M’Naghten Rules – defence of insanity
August 1, 2022
Ian Harris
1. The Court of Appeal has recently considered the defence of insanity and has revisited the rules established in Daniel M’Naghten’s case (1843) C & F 200. The House of Lords, in a procedure available to them as a legislative body at that time, were asked questions about the approach of the criminal courts when a defendant did an act that amounted to a crime but was insane at the time. A defendant is presumed by law to be sane and accountable for his actions unless the contrary is proved. It is for a defendant to establish the defence of insanity on a balance of probabilities and the inaptly named Trial of Lunatics Act 1883 provides for the special verdict of not guilty by reason of insanity.
2. The principles, in summary form, are as follows;
i. Every man is presumed to be sane unless the contrary is proved
ii. To establish the defence of insanity it must be proved that at the time of committing the act the defendant was labouring under a defect of reason from a disease of the mind as not to know the nature and quality of the act he was doing or if he did know it that he did not know that what he was doing was wrong.
iii. Every man is presumed to know the law of the land.
iv. A suitably qualified expert is entitled to give his opinion.
3. The Court of Appeal considered these rules in Keal [2022] EWCA Crim 341 where the appellant was convicted of the attempted murder of his grandmother, father and mother. He had a long history of mental health problems and in the weeks leading up to the attacks had exhibited extremely bizarre behaviour. The day before the attacks he attempted suicide and was taken to hospital. The evidence in the case set out that during the attack on his mother the defendant said ‘I’m sorry this is not me it’s the devil’. When trying to kill his father he said ‘I’m sorry I don’t want to I’m sorry I’m sorry dad.’ After the attacks he was found by the police on a lane dressed only in his underpants
4. The defence pleaded that the appellant was insane at the time of the acts and was operating under multiple delusions including a belief that he was possessed by the devil. He didn’t give evidence at his trial because he was too unwell but the jury heard from 4 psychiatrists, two for each side. The issue the jury had to decide, and the area of disagreement between the psychiatrists, focused on the extent the appellant’s disordered mental state impaired his ability to know that what he was doing was wrong.
5. The trial Judge directed the jury that ‘For the defence to be made out in this case the defence must satisfy you that it was more likely than not at the time of the assaults on his parents and grandmother, Jonathan Keal did not know that what he was doing was wrong, in the sense that it was against the law. That means that you are concerned with what was or was not in Jonathan Keal’s mind at the time.

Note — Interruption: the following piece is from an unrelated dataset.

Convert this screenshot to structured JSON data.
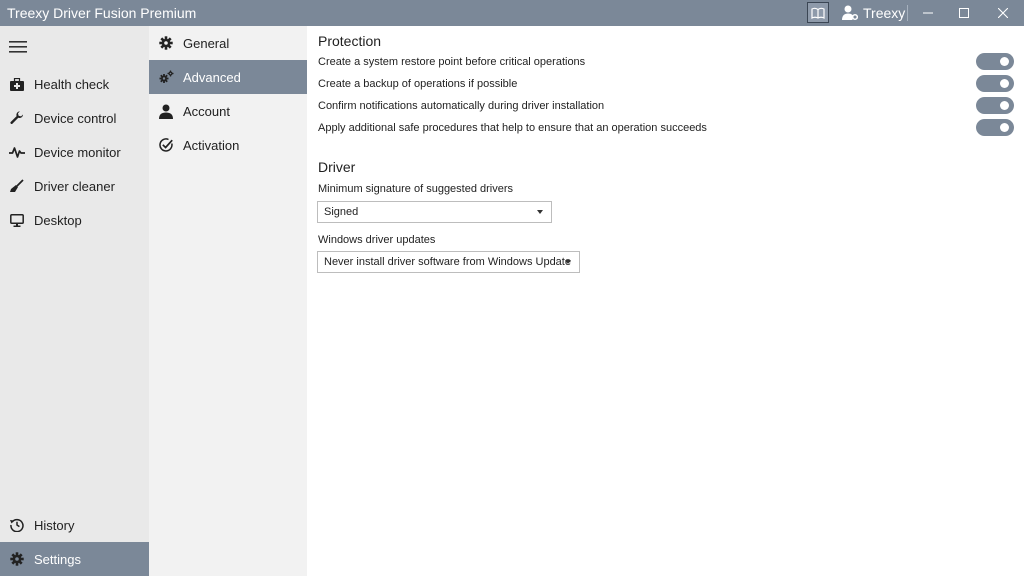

In the route to verdict document the first question was “Is it more likely than not that the defendant did not know that his actions on the night of the 26-27th September 2018 were against the law? If the answer was ‘yes’ then the defendant would be not guilty by reason of insanity. He was found guilty on all 3 counts.
6. The Court of Appeal endorsed the trial Judge’s approach. They held at paragraph 41 that in order to establish the defence of insanity on the ground of not knowing that the act was wrong the defendant must establish both that (i) he did not know the act was unlawful (ie contrary to law) and (ii) that he did not know that his act was morally wrong (also expressed as wrong by the standards of ‘ordinary’ people). Thus the court held that wrong means both against the law and wrong by the standards of ordinary reasonable people.
7. There is a body of opinion that the defence as currently framed is out of line with modern psychiatric thinking. The Court of Appeal referred to the Law Commission’s discussion paper ‘Criminal Liability: Insanity and Automatism (2013)’. In that paper the Commission proposed a wholly new defence whereby someone would be able to plead that they were not criminally responsible by reason of a qualifying medical condition. However, the Court (at paragraph 51) was clear that reform of this area was an issue for Parliament. Thus, we are still no closer to legislation that may clarify a difficult area of law that is often difficult to disentangle, lacks coherence and reflects opinions from 179 years ago.